People call it comfort food nowadays, but it is actually a convenience food adapted from an earlier convenience food. I believe this dish was invented to 1.) portion a meal, and 2.) make it easy to take along. Back in the day, these would have been casseroles of different sizes, which gave way to aluminum pie pans. To freeze it just constitutes the next step in convenience. To be clear: I don’t see convenience as an end, on the contrary, I don’t have much use for the „fast“ in food. But if I’m making something to eat for work, I will sometimes cut a few (convenient) corners.
This pot pie, however, was cooked because I wanted to try to improve the flavors etched on my hard drive.
I think it was a hands down win.For the dough:
2 cups flour
1/2 cup butter
3/4 tsp salt
1/4 cup water
2 eggs

Combine flour, salt and butter to make pea-sized pellets. Make a bowl, add the 2 eggs and the water. Stir, then knead, until dough is smooth. Refrigerate several hours. Quarter the dough. Flour the board and roll the dough so it will fit into your bowl. Line the bowl, prick the dough with a fork, prebake.

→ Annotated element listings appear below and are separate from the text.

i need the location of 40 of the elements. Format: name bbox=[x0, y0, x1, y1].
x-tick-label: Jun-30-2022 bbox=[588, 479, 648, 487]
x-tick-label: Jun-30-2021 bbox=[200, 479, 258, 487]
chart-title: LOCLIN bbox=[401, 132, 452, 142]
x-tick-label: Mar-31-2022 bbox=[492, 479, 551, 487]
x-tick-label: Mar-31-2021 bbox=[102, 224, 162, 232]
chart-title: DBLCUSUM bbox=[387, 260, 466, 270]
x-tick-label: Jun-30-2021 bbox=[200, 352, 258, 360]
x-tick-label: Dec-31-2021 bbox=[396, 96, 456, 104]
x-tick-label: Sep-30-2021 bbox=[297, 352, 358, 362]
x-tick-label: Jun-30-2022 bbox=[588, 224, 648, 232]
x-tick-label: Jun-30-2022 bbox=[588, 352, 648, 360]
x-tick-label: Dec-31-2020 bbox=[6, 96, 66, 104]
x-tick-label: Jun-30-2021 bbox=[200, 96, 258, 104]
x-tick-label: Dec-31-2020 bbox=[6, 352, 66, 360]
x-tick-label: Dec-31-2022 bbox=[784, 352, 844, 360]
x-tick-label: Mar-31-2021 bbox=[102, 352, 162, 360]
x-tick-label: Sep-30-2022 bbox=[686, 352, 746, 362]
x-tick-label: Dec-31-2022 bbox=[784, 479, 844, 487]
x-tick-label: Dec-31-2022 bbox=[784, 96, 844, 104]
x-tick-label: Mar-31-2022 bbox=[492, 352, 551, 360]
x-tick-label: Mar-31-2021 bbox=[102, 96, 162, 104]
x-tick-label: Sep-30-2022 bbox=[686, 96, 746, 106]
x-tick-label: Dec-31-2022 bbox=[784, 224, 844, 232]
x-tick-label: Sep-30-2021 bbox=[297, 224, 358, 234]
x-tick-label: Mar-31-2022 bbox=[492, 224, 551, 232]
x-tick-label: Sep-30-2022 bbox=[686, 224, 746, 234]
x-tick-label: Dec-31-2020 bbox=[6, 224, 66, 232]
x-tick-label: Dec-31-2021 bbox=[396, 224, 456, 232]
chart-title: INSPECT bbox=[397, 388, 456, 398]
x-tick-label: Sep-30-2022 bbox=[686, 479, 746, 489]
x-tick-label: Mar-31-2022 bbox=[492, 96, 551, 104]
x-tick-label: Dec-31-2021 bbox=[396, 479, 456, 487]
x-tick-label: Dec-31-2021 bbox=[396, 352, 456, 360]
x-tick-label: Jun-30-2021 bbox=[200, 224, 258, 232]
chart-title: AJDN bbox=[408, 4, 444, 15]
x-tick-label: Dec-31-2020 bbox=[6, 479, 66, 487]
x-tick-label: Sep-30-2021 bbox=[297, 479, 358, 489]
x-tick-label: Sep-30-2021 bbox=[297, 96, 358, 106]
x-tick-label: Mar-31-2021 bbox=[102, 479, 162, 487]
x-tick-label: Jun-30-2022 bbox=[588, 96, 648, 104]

Separate an egg, brush baked dough with egg white (keeps the dough from getting soggy).
Fill the bowl, roll a second piece of dough to make a lid. Adorn with dough ornaments, bake.

Filling:
1 leek, in rolls
2 carrots, in rolls
15 snap peas
mushrooms (good with this, I didn’t have any)
2 potatoes, diced
flour
butter
veal stock or chicken stock a little cream
tarragon

I diced the potatoes and cooked them in a little salt water. Sliced the carrots 3mm, added butter and a pinch of sugar to the pan and sauted the carrots and the snap peas for 10 minutes. Then I added a 1/4 cup water and let cook until dry and tender. In a third pan, I sauted the leek rolls.
In a sauce pan I took a chunk of butter sauted a diced shallot, added a tablespoon of flour and cooked a medium brown roux, about 4 minutes, then added some Noilly Prat and some veal stock and also some cream.
Should I be irritating you with the maddening „some“- „some“ is just a swig of cream, about 250 ml of veal stock and just a jigger of Noilly Prat. I cooked this mixture to about 2/3 of its volume and added two diced chicken breasts and cooked them about 10 minute. Then I let it cool off. The vegetables were done, so I added them to the sauce.
This mixture was placed in the bowl and the top crust was added and baked.

The result? Much better than my memory.
And for added elegance, add fresh french tarragon at the last minute.